Em seu filme anterior, "Aquele Querido Mês de Agosto", Miguel Gomes tecia uma história ao mesmo tempo em que realizava um filme: um e outra caminhavam juntos, como a afirmar a cada sequência a incerteza do artista contemporâneo.

"Tabu" nos projeta na mesma dimensão, embora de outra maneira. O que primeiro nos chega, antes mesmo de entrar na sala, é um eco: o "Tabu" (1931) de F.W. Murnau.

É de certa forma indissociável dessas imagens, que se abrem com o prólogo onde nos é contada a história do explorador que, tendo perdido a mulher, entra num rio para ser devorado por um imenso crocodilo.

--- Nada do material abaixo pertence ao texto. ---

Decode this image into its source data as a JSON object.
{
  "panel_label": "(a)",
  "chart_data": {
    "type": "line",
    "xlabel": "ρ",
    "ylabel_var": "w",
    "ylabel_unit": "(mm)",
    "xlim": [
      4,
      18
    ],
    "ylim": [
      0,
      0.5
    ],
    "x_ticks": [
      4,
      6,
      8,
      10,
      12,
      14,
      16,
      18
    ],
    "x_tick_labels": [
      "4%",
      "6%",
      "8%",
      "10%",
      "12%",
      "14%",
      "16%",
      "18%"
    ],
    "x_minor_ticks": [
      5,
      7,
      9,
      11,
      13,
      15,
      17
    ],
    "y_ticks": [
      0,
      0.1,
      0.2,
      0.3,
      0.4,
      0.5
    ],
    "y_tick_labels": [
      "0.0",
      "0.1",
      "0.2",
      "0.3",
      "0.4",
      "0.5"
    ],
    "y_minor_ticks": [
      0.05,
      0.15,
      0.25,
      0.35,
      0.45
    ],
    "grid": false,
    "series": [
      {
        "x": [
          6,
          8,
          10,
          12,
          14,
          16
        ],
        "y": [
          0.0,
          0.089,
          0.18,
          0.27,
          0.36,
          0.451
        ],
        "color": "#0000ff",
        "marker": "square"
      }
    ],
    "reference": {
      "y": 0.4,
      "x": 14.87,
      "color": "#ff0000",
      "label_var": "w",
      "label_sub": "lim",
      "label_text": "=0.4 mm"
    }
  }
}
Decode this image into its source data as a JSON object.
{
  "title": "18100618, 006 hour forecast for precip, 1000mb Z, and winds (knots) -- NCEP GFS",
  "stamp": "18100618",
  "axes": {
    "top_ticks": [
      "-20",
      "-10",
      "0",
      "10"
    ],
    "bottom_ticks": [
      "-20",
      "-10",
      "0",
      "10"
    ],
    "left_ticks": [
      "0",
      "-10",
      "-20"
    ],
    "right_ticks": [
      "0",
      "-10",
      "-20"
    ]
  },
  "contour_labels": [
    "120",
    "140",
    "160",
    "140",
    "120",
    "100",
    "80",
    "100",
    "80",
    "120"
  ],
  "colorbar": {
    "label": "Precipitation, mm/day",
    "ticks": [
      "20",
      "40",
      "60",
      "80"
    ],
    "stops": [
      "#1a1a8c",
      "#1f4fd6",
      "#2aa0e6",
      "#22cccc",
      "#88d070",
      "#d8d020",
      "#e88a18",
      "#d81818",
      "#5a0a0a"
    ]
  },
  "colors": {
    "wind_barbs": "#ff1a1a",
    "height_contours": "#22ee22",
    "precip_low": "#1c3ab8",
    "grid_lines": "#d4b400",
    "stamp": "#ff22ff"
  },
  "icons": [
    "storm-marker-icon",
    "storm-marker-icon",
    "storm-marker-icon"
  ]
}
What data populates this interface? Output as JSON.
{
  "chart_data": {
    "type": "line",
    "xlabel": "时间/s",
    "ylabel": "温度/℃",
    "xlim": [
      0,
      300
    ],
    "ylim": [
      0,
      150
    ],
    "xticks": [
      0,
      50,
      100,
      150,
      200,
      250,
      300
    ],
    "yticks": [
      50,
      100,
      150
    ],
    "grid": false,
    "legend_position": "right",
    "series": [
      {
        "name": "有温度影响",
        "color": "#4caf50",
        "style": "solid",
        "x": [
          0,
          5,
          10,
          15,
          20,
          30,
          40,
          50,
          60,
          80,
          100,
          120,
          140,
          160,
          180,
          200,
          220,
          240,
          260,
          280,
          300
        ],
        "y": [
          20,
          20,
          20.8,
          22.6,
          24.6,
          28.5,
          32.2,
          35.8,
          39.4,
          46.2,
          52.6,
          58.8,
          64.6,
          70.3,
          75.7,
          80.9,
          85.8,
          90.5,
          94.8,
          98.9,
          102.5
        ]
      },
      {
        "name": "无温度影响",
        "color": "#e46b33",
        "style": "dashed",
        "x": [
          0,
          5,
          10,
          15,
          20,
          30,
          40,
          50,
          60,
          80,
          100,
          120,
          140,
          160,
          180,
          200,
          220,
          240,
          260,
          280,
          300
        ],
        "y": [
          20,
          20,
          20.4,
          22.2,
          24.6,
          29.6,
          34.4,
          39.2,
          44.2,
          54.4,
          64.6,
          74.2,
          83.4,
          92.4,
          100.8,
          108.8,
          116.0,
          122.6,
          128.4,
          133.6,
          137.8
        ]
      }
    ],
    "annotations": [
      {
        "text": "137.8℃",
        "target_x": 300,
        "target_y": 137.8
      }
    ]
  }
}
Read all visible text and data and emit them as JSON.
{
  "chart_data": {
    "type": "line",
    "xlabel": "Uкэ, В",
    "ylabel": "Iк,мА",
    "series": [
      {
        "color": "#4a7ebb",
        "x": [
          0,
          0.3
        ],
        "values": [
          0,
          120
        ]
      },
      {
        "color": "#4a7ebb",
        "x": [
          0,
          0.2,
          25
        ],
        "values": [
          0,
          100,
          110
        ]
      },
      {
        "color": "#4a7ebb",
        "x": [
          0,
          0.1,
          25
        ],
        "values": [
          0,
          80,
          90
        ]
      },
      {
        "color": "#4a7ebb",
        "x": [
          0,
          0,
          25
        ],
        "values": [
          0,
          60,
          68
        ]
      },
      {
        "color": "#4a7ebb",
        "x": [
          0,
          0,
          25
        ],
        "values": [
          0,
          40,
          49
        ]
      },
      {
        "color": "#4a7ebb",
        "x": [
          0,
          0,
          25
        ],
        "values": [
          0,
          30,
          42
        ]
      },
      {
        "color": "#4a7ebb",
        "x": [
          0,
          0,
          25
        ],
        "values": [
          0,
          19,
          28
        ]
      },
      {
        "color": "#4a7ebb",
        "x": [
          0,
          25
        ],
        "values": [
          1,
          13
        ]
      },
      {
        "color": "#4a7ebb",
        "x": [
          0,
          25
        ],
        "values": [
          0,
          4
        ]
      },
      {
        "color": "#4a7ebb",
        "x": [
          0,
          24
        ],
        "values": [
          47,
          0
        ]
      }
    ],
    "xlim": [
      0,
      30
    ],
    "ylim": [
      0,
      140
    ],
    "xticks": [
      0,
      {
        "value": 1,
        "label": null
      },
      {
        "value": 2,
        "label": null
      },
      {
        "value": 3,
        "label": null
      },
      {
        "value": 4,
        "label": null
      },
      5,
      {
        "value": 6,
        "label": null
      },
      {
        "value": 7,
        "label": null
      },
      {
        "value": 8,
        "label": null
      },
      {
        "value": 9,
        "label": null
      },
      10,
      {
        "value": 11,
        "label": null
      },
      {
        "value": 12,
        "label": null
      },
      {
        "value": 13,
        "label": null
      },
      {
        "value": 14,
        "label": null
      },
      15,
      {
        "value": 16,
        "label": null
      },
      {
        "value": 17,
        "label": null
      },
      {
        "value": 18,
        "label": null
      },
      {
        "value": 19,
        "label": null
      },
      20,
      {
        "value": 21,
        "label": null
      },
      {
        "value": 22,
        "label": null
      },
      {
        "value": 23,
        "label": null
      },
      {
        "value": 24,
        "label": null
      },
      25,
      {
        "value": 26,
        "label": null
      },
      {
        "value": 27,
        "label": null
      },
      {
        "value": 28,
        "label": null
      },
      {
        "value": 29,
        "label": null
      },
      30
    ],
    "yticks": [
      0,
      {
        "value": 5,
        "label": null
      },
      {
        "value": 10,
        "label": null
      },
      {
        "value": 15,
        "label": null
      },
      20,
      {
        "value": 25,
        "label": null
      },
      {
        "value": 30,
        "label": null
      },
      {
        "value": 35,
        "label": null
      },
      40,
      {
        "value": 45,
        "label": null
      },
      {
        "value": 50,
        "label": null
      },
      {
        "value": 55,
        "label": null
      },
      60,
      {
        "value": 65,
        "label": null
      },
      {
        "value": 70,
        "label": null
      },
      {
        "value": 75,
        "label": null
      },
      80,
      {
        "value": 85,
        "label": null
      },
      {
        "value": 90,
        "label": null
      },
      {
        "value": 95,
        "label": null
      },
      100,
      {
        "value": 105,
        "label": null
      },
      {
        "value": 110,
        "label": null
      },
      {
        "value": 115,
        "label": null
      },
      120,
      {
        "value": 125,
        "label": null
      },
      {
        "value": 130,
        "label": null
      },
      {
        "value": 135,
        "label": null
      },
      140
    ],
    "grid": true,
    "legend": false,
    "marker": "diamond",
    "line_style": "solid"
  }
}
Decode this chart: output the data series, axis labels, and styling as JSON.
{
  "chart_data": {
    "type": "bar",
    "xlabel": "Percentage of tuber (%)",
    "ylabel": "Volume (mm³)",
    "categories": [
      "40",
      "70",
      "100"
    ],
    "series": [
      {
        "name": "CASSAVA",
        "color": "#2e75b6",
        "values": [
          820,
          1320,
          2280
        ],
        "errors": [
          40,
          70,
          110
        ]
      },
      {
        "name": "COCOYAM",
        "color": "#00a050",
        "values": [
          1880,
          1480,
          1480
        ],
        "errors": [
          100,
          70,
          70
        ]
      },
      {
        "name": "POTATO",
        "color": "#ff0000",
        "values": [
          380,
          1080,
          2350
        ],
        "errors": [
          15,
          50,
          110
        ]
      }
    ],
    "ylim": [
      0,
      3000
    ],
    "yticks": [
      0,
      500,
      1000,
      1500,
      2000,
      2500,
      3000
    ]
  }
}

Daí surge o mito de um crocodilo melancólico ladeado por uma bela mulher num rio perdido na África.

Entramos em seguida na primeira parte: O Paraíso Perdido. Talvez haja aqui outro eco: o da expulsão do paraíso no poema de Milton.

Estamos agora no Portugal de hoje, onde uma Aurora caduca é vigiada por sua criada negra, a quem toma por uma feiticeira. Pouco antes de morrer, Aurora desenha as letras de um nome: Ventura.

A horas tantas, se diz no filme que "tudo que estou a dizer não é realidade, é lenda". Sim, ao artista (assim como ao espectador) só resta hoje encontrar-se com incertezas.

Entramos então na segunda parte, a juventude de Aurora ou O Paraíso. O paraíso de Murnau, das ilhas do Pacífico? Não propriamente.

Em Murnau, o primeiro tabu diz respeito a um tubarão que os caçadores de pérolas não devem desafiar; o segundo trata da virgem escolhida, que não poderá ser tocada por nenhum homem.

No novo "Tabu" é um pouco diferente. Estamos na África portuguesa. Ali, a bela Aurora, embora casada, apaixona-se pelo então também jovem italiano Ventura. Ventura troca sua existência, até então despreocupada, pelo amor de Aurora.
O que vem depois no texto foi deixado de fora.